NEW ORLEANS-The federal spectrum czar believes that federal government spectrum users need to do a better job of encouraging innovation by private industry.

Such communication could also lead to the federal government using its spectrum more efficiently, said Greg Rohde, assistant commerce secretary for telecommunications and information.

To facilitate that communication, the National Telecommunications and Information Administration is creating a task force known as the Wireless Innovation in Communications Initiative, or WICI, Rohde announced at the CTIA Wireless 2000 federal policy makers panel last Tuesday.
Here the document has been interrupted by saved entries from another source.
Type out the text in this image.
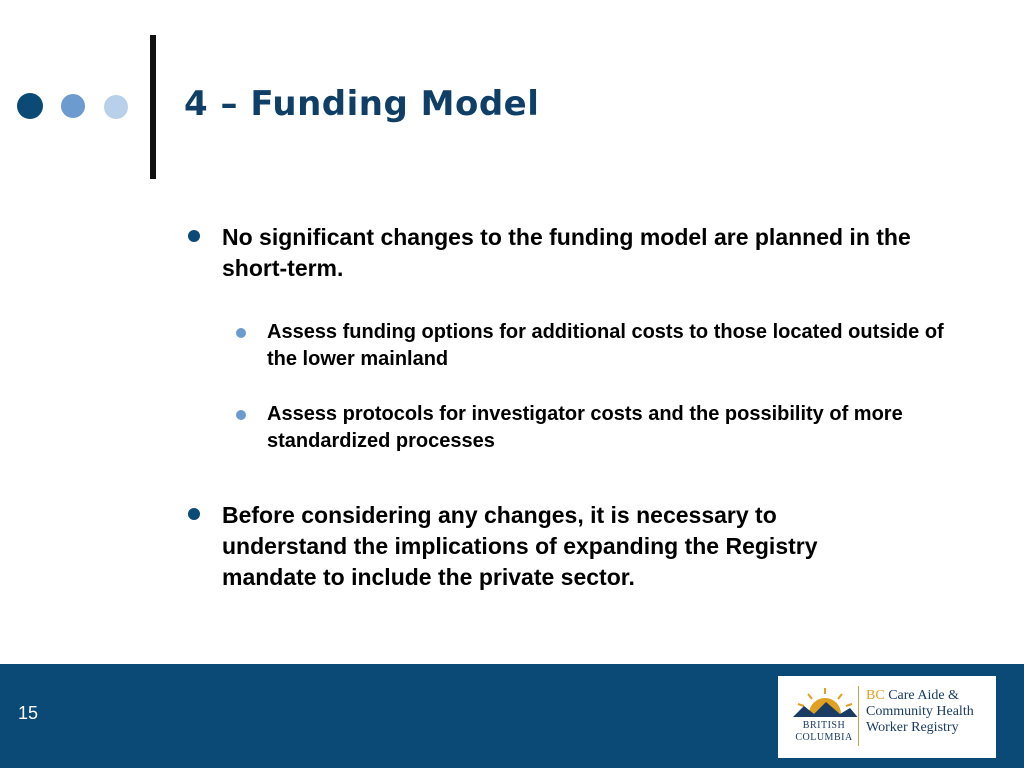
4 – Funding Model
No significant changes to the funding model are planned in the short-term.
Assess funding options for additional costs to those located outside of the lower mainland
Assess protocols for investigator costs and the possibility of more standardized processes
Before considering any changes, it is necessary to understand the implications of expanding the Registry mandate to include the private sector.
15
BRITISH
COLUMBIA
BC Care Aide &
Community Health
Worker Registry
The idea is to bring “together the federal users of the spectrum … different people than the traditional IRAC (Interdepartmental Radio Advisory Committee) people-from the same agencies but different people. [It will] not be a formal advisory committee but a task force [so that industry can gain a] better understanding of how they can work [with federal users] and so the federal government can take advantage of these innovations,” said Kelly K. Levy, NTIA associate administrator for policy, who was on a panel with the legal advisers from the Federal Communications Commission following Rohde’s panel.

Rohde also made a formal announcement on Tuesday where he told reporters the task force’s meetings may not be open to the public.

“We’ll take each one on a case-by-case basis … The private sector may prefer private meetings,” he said.

The first meeting of WICI is tentatively scheduled for March 29, Rohde said, but he hopes to meet with members of the IRAC on March 21.